SYRIA-CONFLICTQuesto organismo situato nel Regno Unito che si appoggia su un vasto numero di militanti e di risorse mediche e militari, ha redatto questo terrificante bilancio: 162 402 morti, di cui 53 978 civili, tra i quali 8 607 sono bambini. Secondo l’OSDH, le violenze hanno prodotto la morte di 42 701 militanti dell’opposizione, di cui 500 sono jihadisti del Fronte Al-Nosra e dello Stato islamico in Iraq. Per contro, 61 170 membri delle forze del regime sono morti, di cui 37 685 sono soldati e 23 485 sono miliziani.

L’ONG ha ugualmente tenuto conto dei 438 morti nelle fila del movimento sciita libanese Hezbollah, che affiancano le forze del regime. Tra gli altri, a sostenere le armi del regime di Bashar Al-Assad, sono morte 1 224 persone nel conflitto, le cui identità restano ignote.

Un precedente bilancio dell’OSDH, comunicato lo scorso aprile, riferiva di 150 000 morti. Il conflitto in Siria è iniziato nel marzo del 2011 con una rivolta popolare inizialmente pacifica contro il regime di Assad, che si è scontrato ad una sanguinosa repressione che si è progressivamente militarizzata. Questa guerra violenta, che entra nel quarto anno di belligeranza, ha generato oltre 9 milioni di sfollati ossia quasi la metà del popolo siriano.

L’altra grande emergenza, infatti, è proprio il caso dei rifugiati. Il numero di essi registrato in Libano è altissimo e ha contestualmente indebolito l’economia di questo piccolo paese che non cessa di patire gli effetti della guerra siriana. L’ONU ha già raccomandato un sostegno internazionale d’urgenza. Il paese registra mediamente un arrivo quotidiano di 2 500 rifugiati, praticamente una al minuto.

Le condizioni di vita della maggioranza di queste persone sono deplorevoli. Molti di loro vivono nelle tendopoli e nei garage e non sono pochi coloro i quali sono costretti a sopravvivere in zone geograficamente frontali al conflitto siriano. “Il Libano accoglie la più importante concentrazione di rifugiati di tutta la storia recente.

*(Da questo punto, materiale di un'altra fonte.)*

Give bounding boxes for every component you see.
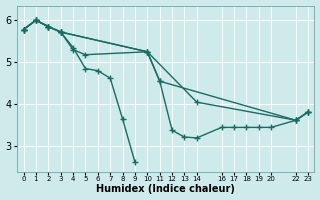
X-axis label: Humidex (Indice chaleur): Humidex (Indice chaleur) [96, 184, 235, 194]
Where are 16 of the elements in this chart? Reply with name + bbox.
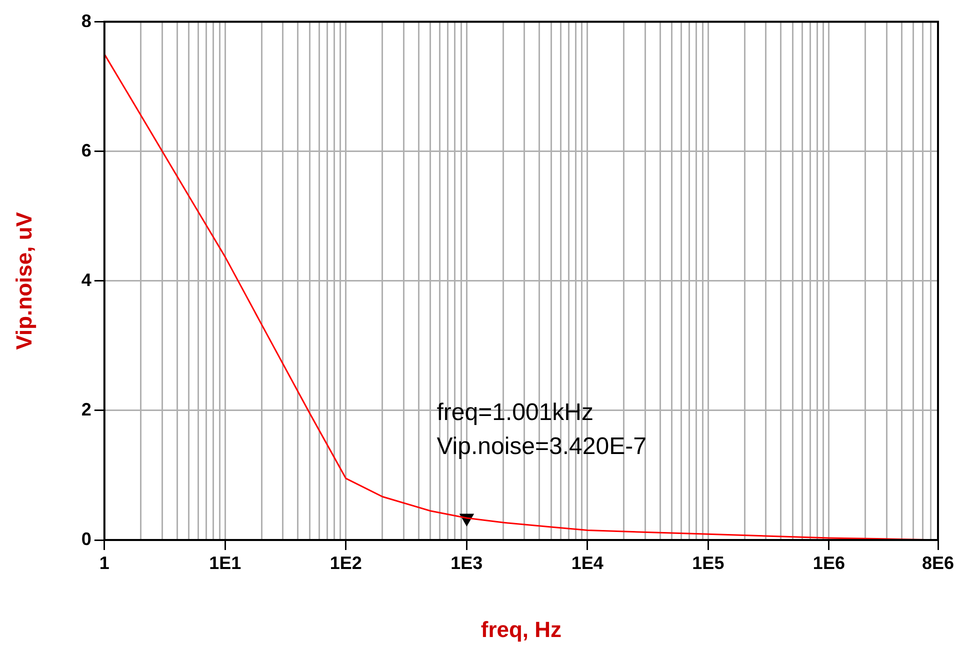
x-tick-label: 1E1 <box>209 552 242 573</box>
x-axis-title: freq, Hz <box>480 616 562 642</box>
y-tick-label: 4 <box>81 270 92 290</box>
x-tick-label: 1E5 <box>692 552 724 573</box>
annotation: freq=1.001kHz Vip.noise=3.420E-7 <box>436 398 646 460</box>
x-tick-label: 1E3 <box>450 552 483 573</box>
x-tick-label: 8E6 <box>922 552 954 573</box>
y-tick-label: 8 <box>81 10 92 31</box>
x-tick-label: 1 <box>99 552 110 573</box>
x-tick-label: 1E4 <box>571 552 604 573</box>
x-tick-label: 1E6 <box>812 552 845 573</box>
y-tick-label: 0 <box>81 528 92 549</box>
x-tick-label: 1E2 <box>330 552 362 573</box>
y-axis-title: Vip.noise, uV <box>11 212 36 350</box>
y-tick-label: 6 <box>81 140 92 160</box>
y-tick-label: 2 <box>81 399 92 420</box>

Non possiamo permettere che questo accada”, ha sentenziato il capo del HCR, Antonio Guterres.

Alcuni sfollati siriani
Alcuni sfollati siriani

L’impatto sul libano, in preda a crisi politiche a ripetizione e a conflitti costanti dalla fine della guerra civile (1975-1990), è effettivamente immenso da un punto di vista economico, con un declino del commercio, degli investimenti e delle spese pubbliche. Secondo la Banca mondiale, la crisi siriana è costata al Libano 2,5 miliardi di dollari in perdita di attività nel 2013 e minaccia seriamente di causare la povertà per oltre 170 000 libanesi da oggi alla fine dell’anno.

Il paese già a dura prova per le problematiche legate ai principali servizi, acqua, elettricità, fognature,ecc… – presenta già importanti carenze. L’afflusso di rifugiati causa problemi anche alle scuole e agli ospedali, secondo l’ONU. I bambini rappresentano la metà della popolazione siriana rifugiatasi in Libano.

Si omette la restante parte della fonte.